Présentation par la délégation de l’État partie
Présentant les rapports, la Présidente de la Commission parlementaire des droits de l’homme et des affaires publiques de la Lettonie, Mme INA DRUVIETE, a déclaré que la Constitution nationale énonçait le principe de l’égalité entre les sexes et de l’interdiction de toute forme de discrimination. Depuis son indépendance en 1991, le pays a établi une législation garantissant le principe de l’égalité des hommes et des femmes, l’interdiction de la discrimination fondée sur le sexe et un cadre juridique pour le développement des femmes. La législation lettone n’impose aucune restriction aux femmes dans l’exercice et la jouissance de leurs droits dans les domaines politique, économique, social, culturel, civil ou tout autre, indépendamment de leur état civil, a-t-elle précisé. Parmi les lois les plus récentes prévoyant la prise en compte du principe de l’égalité entre les sexes, on comptait notamment la loi sur la sécurité des conditions de travail et le nouveau Code du travail, de même la loi sur la santé sexuelle et reproductive. Elle a néanmoins indiqué que le Bureau national des droits de l’homme, qui a des compétences similaires à celles d’un Ombudsman, avait fait observer que sur le plan juridique, l’égalité est garantie par les textes de loi en vigueur, mais qu’il ne s’agissait que de la base juridique de l’égalité dans tous les domaines de la vie. L’enjeu, a-t-elle dit, est de veiller à l’application concrète de ces dispositions légales. S’agissant du mécanisme de promotion de la femme, elle a expliqué que le point focal en la matière était le Département du développement des politiques sociales et la Division de l’égalité entre les sexes et de l’intégration publique du Ministère des affaires sociales. Il est chargé de coordonner la mise en oeuvre du Concept de l’application de l’égalité entre les sexes adopté par le Conseil des Ministres, en octobre 2001. L’Association lettone pour l’égalité entre les sexes est une organisation non-gouvernementale active qui s’attache à aider le Gouvernement en matière de promotion des questions de parité, a-t-elle précisé.

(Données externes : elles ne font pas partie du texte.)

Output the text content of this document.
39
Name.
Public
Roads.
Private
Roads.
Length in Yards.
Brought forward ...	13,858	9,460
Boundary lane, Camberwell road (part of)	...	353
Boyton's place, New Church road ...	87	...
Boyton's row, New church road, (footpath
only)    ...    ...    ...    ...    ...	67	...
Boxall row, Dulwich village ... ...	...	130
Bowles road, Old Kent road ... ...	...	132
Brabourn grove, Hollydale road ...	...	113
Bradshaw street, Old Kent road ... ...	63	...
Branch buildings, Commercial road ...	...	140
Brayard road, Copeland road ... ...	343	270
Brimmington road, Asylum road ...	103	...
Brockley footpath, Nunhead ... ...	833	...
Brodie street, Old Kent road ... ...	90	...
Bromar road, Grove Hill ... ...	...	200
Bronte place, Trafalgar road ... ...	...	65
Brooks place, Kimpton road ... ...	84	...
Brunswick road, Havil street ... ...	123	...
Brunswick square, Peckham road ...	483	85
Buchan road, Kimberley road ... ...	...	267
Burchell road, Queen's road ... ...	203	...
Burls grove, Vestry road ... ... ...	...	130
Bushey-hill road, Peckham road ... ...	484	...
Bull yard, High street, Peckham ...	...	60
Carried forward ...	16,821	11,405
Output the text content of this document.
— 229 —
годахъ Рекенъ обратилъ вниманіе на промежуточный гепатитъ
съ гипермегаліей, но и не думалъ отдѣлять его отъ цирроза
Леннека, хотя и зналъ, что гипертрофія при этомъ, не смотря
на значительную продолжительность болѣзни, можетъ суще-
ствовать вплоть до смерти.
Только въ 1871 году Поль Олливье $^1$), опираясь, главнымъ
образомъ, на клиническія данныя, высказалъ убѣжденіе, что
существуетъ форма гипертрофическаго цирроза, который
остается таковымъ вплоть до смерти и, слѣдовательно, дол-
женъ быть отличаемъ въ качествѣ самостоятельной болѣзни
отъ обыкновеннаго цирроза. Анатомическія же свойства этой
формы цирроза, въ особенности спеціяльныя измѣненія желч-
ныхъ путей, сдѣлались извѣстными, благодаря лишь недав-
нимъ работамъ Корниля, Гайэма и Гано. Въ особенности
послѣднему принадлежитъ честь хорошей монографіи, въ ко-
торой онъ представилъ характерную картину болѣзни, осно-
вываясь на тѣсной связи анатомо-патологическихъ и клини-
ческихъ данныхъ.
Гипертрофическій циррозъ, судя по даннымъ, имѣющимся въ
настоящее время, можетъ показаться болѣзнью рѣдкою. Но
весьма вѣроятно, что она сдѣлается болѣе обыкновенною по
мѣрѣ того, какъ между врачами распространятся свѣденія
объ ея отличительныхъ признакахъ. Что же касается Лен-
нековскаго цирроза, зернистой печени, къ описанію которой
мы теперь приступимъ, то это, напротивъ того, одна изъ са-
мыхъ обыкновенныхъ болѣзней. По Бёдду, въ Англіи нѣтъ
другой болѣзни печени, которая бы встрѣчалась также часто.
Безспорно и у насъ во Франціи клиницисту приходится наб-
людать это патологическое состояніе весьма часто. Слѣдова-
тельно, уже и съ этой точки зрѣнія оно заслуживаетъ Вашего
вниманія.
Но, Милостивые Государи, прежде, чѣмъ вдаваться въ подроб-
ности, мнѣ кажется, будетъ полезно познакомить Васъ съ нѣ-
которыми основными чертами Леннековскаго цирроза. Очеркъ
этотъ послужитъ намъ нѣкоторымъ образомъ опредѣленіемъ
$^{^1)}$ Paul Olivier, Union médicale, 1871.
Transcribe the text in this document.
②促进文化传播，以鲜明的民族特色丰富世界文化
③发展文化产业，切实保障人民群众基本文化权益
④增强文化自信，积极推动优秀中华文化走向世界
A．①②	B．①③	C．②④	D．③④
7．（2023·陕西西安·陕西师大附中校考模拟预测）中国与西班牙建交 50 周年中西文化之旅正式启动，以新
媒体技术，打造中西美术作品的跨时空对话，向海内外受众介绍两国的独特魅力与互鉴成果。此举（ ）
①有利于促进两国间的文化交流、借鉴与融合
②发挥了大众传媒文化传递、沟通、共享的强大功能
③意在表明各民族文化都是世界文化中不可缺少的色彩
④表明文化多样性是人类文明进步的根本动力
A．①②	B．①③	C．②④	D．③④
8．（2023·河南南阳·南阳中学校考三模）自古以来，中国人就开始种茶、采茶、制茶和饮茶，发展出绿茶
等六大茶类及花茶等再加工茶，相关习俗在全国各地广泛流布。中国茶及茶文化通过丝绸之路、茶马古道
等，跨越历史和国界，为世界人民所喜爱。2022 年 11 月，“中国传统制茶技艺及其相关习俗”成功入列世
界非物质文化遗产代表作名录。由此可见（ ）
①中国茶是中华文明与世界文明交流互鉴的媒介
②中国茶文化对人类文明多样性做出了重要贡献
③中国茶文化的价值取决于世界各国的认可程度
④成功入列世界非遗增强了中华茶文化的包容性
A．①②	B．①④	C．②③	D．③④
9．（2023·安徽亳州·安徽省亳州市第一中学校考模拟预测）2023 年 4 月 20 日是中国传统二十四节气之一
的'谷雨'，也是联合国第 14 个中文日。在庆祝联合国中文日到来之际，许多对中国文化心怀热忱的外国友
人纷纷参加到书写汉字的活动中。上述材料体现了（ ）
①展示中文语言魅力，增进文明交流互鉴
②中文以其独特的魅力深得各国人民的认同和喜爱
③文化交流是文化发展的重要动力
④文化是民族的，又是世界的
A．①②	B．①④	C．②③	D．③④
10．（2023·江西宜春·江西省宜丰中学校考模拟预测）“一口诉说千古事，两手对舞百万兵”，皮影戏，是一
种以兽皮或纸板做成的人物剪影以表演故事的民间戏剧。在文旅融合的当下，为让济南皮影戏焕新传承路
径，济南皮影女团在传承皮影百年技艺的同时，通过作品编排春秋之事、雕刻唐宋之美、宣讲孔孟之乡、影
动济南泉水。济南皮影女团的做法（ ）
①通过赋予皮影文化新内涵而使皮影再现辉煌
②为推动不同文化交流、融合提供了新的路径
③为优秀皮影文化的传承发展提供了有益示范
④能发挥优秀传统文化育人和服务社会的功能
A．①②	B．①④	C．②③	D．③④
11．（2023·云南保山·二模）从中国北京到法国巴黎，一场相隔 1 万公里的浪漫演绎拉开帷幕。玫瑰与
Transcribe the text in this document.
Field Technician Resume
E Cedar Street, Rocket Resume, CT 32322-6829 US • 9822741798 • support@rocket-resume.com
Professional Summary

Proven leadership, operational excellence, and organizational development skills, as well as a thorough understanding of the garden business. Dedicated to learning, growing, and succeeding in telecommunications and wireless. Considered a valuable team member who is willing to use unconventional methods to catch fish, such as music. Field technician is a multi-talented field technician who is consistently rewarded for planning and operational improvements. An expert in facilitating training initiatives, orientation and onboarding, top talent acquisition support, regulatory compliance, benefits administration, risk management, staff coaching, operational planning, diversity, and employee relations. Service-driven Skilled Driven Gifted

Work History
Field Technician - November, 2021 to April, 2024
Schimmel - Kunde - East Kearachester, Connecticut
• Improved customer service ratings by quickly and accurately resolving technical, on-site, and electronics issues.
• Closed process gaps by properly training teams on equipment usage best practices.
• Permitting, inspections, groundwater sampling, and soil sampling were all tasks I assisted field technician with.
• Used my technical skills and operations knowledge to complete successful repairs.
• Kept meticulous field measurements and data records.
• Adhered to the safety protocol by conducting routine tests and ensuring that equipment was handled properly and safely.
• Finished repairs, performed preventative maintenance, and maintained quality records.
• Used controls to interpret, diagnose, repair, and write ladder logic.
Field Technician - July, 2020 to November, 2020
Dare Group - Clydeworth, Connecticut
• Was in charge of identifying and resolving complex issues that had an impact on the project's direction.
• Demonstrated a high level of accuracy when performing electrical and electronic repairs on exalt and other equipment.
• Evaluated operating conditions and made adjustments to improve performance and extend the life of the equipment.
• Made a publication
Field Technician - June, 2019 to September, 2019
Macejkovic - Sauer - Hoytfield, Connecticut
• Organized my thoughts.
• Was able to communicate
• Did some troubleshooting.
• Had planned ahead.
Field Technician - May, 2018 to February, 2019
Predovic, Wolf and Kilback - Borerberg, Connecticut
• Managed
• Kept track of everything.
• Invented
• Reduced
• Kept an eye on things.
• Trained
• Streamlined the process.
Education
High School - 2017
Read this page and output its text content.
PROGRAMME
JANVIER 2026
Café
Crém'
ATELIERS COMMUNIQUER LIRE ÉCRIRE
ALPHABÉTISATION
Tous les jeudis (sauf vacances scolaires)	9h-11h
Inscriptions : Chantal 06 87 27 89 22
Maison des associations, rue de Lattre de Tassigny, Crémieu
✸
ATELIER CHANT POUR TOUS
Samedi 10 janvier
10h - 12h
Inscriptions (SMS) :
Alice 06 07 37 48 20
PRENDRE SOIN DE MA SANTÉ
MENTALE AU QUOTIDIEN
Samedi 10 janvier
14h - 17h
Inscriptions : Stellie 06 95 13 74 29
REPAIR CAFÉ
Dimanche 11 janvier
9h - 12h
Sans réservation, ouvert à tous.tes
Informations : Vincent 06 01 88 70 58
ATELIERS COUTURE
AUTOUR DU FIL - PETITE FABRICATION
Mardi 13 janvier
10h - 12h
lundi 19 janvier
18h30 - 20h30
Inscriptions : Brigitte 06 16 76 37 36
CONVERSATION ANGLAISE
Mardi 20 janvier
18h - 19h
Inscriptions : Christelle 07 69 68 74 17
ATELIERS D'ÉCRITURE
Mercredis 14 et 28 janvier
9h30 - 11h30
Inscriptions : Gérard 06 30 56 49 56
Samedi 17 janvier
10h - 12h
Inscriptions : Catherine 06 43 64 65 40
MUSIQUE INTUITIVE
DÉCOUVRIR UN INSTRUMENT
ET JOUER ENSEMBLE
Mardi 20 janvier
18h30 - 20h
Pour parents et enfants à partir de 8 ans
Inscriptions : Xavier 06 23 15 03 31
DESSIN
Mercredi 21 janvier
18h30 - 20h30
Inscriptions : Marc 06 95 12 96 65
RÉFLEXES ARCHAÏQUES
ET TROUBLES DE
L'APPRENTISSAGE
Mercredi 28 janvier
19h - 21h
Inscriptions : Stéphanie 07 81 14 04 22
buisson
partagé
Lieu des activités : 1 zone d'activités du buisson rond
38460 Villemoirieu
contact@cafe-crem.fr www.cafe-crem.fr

S’agissant des stéréotypes et des comportements sociaux et culturels, Mme Druviete a indiqué qu’en dépit des progrès évidents accomplis en matière de promotion de la femme, il restait encore beaucoup à faire pour lever les obstacles à la pleine jouissance des droits des femmes lettones. S’agissant de la participation des femmes à la vie politique et économique, elle a notamment précisé que son Gouvernement avait accordé une attention particulière à l’élimination des discriminations à l’embauche, sur le lieu de travail, en particulier pour les femmes enceintes ou les femmes mariées, et les inégalités de rémunérations. Elle a également précisé que son pays disposait d’un régime de sécurité sociale qui garantit l’égalité de traitement tant en matière d’aide sociale que d’assurance-maladie, de retraite et de chômage. Concernant la santé, Mme Druviete a tout particulièrement insisté sur la propagation du VIH/sida et sur la prévalence croissante de la maladie chez les femmes et les enfants. Elle a également souligné le lien entre la toxicomanie et l’épidémie de VIH/sida.
Abordant la question de la violence domestique, Mme Druviete a indiqué que, bien que les lois prévoient des sanctions pénales en cas de violence physique familiale, le Bureau national des droits de l’homme estime que les institutions chargées de faire respecter la loi en Lettonie accordent une attention insuffisante aux violences physiques commises au sein des familles. Les représentants de l’ordre public ont tendance à ne pas considérer les blessures provoquées par un membre de la famille comme graves ni même modérées. De surcroît, la loi ne définit pas la violence psychologique sur le lieu du travail ou au sein de la famille, et ne dispose d’aucun mécanisme pour prévenir cette forme de violence. Mme Druviete a reconnu que ces facteurs contribuaient à la réticence des femmes à signaler les cas de violence aux institutions chargées du maintien de l’ordre. Dans ce contexte, a-t-elle estimé, ce problème ne pourra être résolu sans l’appui de l’État et sans une aide sociale des municipalités aux victimes de violences. Il faut en outre que la police change son attitude à l’égard de la violence au foyer, qu’elle doit considérer désormais comme un crime et non comme une simple dispute familiale. Afin de résoudre le problème de la violence à l’encontre des femmes au sein de la famille, a-t-elle insisté, le Conseil central de police criminelle de la police d’État collabore déjà depuis de longues années avec le Centre de crise « Skalbes » dont les membres sont des psychologues, des psychiatres et des assistants sociaux qui assistent de façon anonyme les victimes.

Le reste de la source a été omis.